A couple of my friends from Oregon were robbed a few years ago. Even though they got most of their stuff back, they're still traumatized. Homes are a place of safety for most people. Even though we logically understand that this safety is an illusion, when that illusion is stripped away, it hurts people deeply. There was a show a few years ago on Discovery, I think called "To Catch a Thief" that showed people how thieves would break into their houses so they'd get better security stuff. I found the show morally questionable because I worried it taught more people how to burglarize than how to defend themselves, and also because it focused on suburbanites who lived in areas where burglaries were usually as frequent as a rain of mashed potatoes. Fear-mongering, pure and simple.

But getting back to the point: Anyway, the people I live with expressed worry, but I told them I thought we were reasonably safe given the burglars' modus operendi (no house is completely safe, but in this case it's one of those, I-don't-have-run-faster-than-the-bear, just-faster-than-you situations, so we just have to look less appealing than the house next door). There are a lot of reasons our house is a bad place to hit. Our movements are not very predictable and my car's almost always in the driveway, so it makes an efficient decoy. We're also located at the top of a hill, making it both visible from below but and hard to see down at the same time. If you have a lookout stationed at the top of the hill, you're only get a few seconds of warning, and you aren't going to do much better if you station watchers at the junctions of the nearby streets because there are so many of them. There's just not a good way to watch all the methods of approaching the house, while remaining out of sight yourself at the same time.

Anyway, I found it strange that my subconscious had already started planning how to rob my own house, enough that I could explain why it was a bad idea. I wonder if it's just writers who do that, or everyone. I love reading about heists (low tech and high tech) and complicated assassination plans (Day of the Jackal was awesome), not because I plan to rob or kill anyone, but because they're interesting puzzles. When I went to a campaign stop by a Presidential candidate once, I thought, "How would I bypass security? How would I kill this candidate? Could I get away with it?"

That's why I've watched the news stories around dead spy Gareth Williams with such interest. Because there's a part of me that thinks what if I were a counter-spy and wanted not just to kill him, but to completely impugn his good name, how would I do it? After all, if you give police a lurid answer that nobody wants to look into that closely, it would be a good way to chase people off the scent, right?

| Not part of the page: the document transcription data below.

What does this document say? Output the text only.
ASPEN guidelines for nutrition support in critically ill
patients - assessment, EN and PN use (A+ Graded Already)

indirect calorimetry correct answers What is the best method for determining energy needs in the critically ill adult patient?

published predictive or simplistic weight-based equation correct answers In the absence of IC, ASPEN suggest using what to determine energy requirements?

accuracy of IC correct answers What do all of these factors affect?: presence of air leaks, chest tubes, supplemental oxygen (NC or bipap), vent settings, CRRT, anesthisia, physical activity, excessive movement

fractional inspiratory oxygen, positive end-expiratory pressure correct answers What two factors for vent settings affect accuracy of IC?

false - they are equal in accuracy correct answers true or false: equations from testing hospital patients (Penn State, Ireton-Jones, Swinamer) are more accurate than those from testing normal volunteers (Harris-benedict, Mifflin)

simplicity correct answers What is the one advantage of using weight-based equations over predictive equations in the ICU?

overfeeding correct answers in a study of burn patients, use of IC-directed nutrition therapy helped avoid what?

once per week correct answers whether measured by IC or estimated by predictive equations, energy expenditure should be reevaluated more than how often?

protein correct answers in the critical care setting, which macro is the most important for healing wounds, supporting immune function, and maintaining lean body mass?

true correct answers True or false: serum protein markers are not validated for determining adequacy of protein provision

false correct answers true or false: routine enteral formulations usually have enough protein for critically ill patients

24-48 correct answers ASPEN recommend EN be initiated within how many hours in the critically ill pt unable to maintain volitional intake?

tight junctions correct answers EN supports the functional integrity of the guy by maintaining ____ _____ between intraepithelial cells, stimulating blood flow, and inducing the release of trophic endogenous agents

Well, just because occam's razor usually works in real life doesn't mean it works in fiction.

Maybe I think about this stuff because I have a naturally criminal mind, but also because it's interesting, pitting my intelligence against theirs. In everyday life, I will try to plan terrorist missions and put limits my budget and my means, trying to figure out what will cause the maximum effect with the minimum commitment of resources. Some times, I frighten myself with how easy some of the things I think of could be. Good thing I'm on the right side. And I guess I'll be an invaluable asset to the resistance movement when the Canadians invade.

Does everyone do this, or am I just crazy?

PS: Yes, of course I've figured out the best way to rob my own house. No, of course I'm not dumb enough to post it on the internet.

1 comments:

  1. Lee Ann Setzer said...

    The world is just fortunate you chose a life of fiction, not crime.